La ricorrente infine rileva che la sentenza impugnata non ha valutato le molteplici prove della dedotta simulazione del suddetto atto di vendita, in particolare le risultanze della Consulenza Tecnica d’Ufficio che avevano indicato in lire 26.000.000 il valore del terreno venduto per lire 1.200.000, ed il fatto che l’assegno con il quale era stato pagato il prezzo girato dal L. era stato poi incassato da Maria D. F. , suocera dell’acquirente.
La censura è infondata.
Premesso come fatto pacifico che nella controversia riguardante la domanda di accertamento della simulazione della vendita conclusa il 17 settembre 1982 tra il D. A. D. F. ed il L. Gabriella e Sofia D. F. non avevano mai invocato, neppure in sede di precisazione delle conclusioni, una tutela delle proprie ragioni di eredi legittimarie è evidente che la domanda di riduzione ex articolo 553 e seguenti Cc proposta tardivamente soltanto nella comparsa conclusionale del 31 ottobre 1993 era inammissibile, cosicché il Giudice di Appello non doveva tenerne conto. Correttamente poi la Corte territoriale ha ritenuto irrilevante il fatto che nelle altre due cause riunite a quella riguardante la domanda di accertamento della simulazione della vendita del 17 settembre 1982, aventi ad oggetto la riduzione della donazione del 27 ottobre 1981 e del testamento del 9 gennaio 1982, agli attori avevano agito nella loro qualità di legittimari ed al dichiarato scopo di vedere reintegrata la quota di riserva, considerato che la riunione di più procedimenti lascia immutata l’autonomia dei singoli giudizi e quindi delle diverse azioni proposte in ciascuno dei giudizi riuniti.

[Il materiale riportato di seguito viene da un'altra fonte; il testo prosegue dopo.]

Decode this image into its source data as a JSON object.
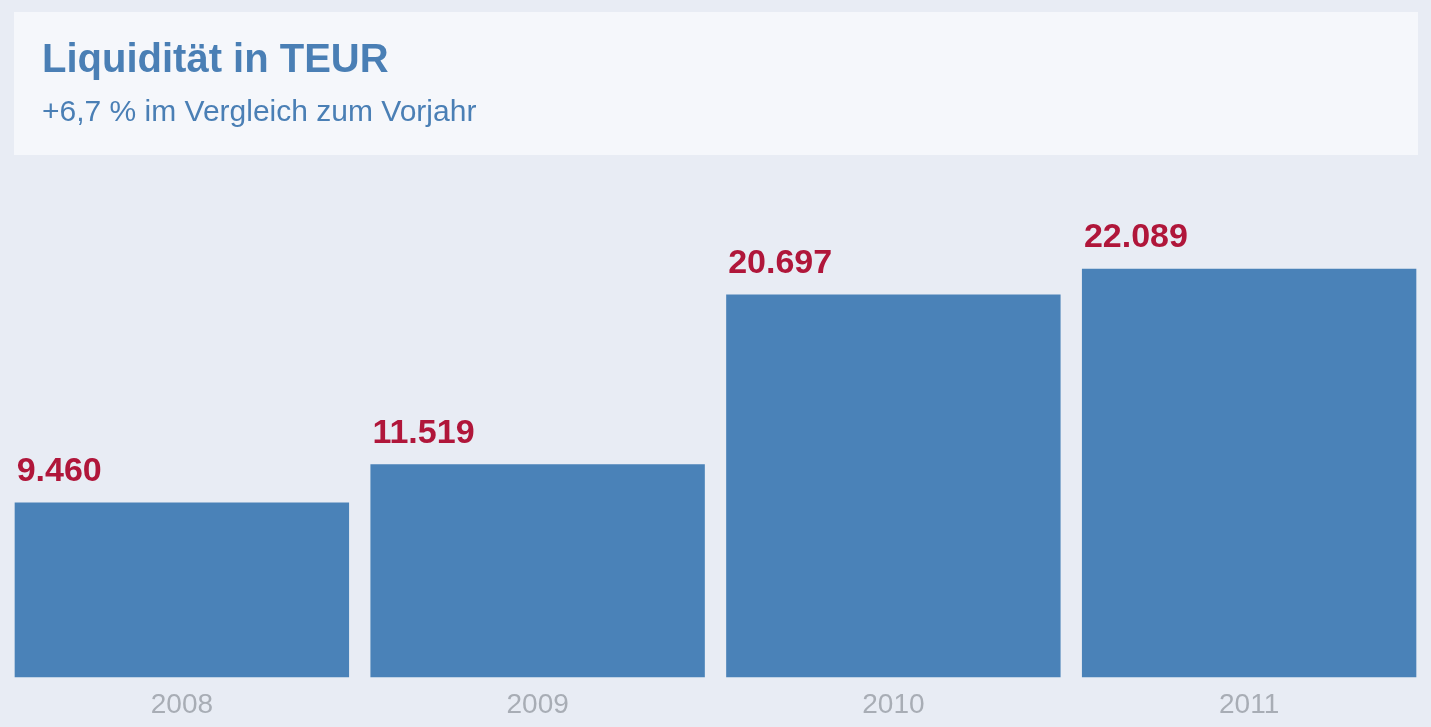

E’ pertanto decisivo il rilievo del Giudice di appello secondo cui Gabriella e Sofia D. F. , nel proporre la suddetta domanda di simulazione, avevano fatto valere soltanto la loro qualità di eredi del D. A. D. F. , e non avevano mai prospettato nel corso del giudizio che l’uscita apparente dal patrimonio del “de cuius” del bene venduto al L. avesse comportato una diminuzione della quota di tale patrimonio loro riservata per legge; pertanto correttamente la sentenza impugnata ha ritenuto che, avendo le suddette parti formulato la domanda di simulazione della vendita del 17 settembre 1982 al semplice scopo di ricostituire il patrimonio ereditario subentrando quindi nella posizione del “de cuius” senza agire in qualità di terzi, esse erano soggette ai limiti della prova testimoniale e per presunzioni stabiliti dagli articoli 1417 e 2729 Cc; a tal punto, quindi, all’esito di un accertamento di fatto sorretto da motivazione adeguata e priva di vizi logici, la Corte territoriale ha ritenuto la domanda di simulazione in oggetto sfornita di prova, posto che gli unici elementi prospettati dalle attrici, ovvero l’esiguità del prezzo versato per la vendita e la circostanza che l’assegno circolare con cui tale prezzo era stato pagato al D. A. Fabio era stato richiesto in banca dalla figlia del L. ed era stato in seguito girato dallo stesso D. A. D. F. in favore di Mario D. F., costituivano meri indizi su cui potevano essere fondate semplici presunzioni.
Il ricorso deve quindi essere rigettato; le spese seguono la soccombenza e sono liquidate come in dispositivo.
PQM
La Corte rigetta il ricorso e condanna la ricorrente al pagamento di euro 100,00 per spese e di 3500,00 per onorari di avvocato.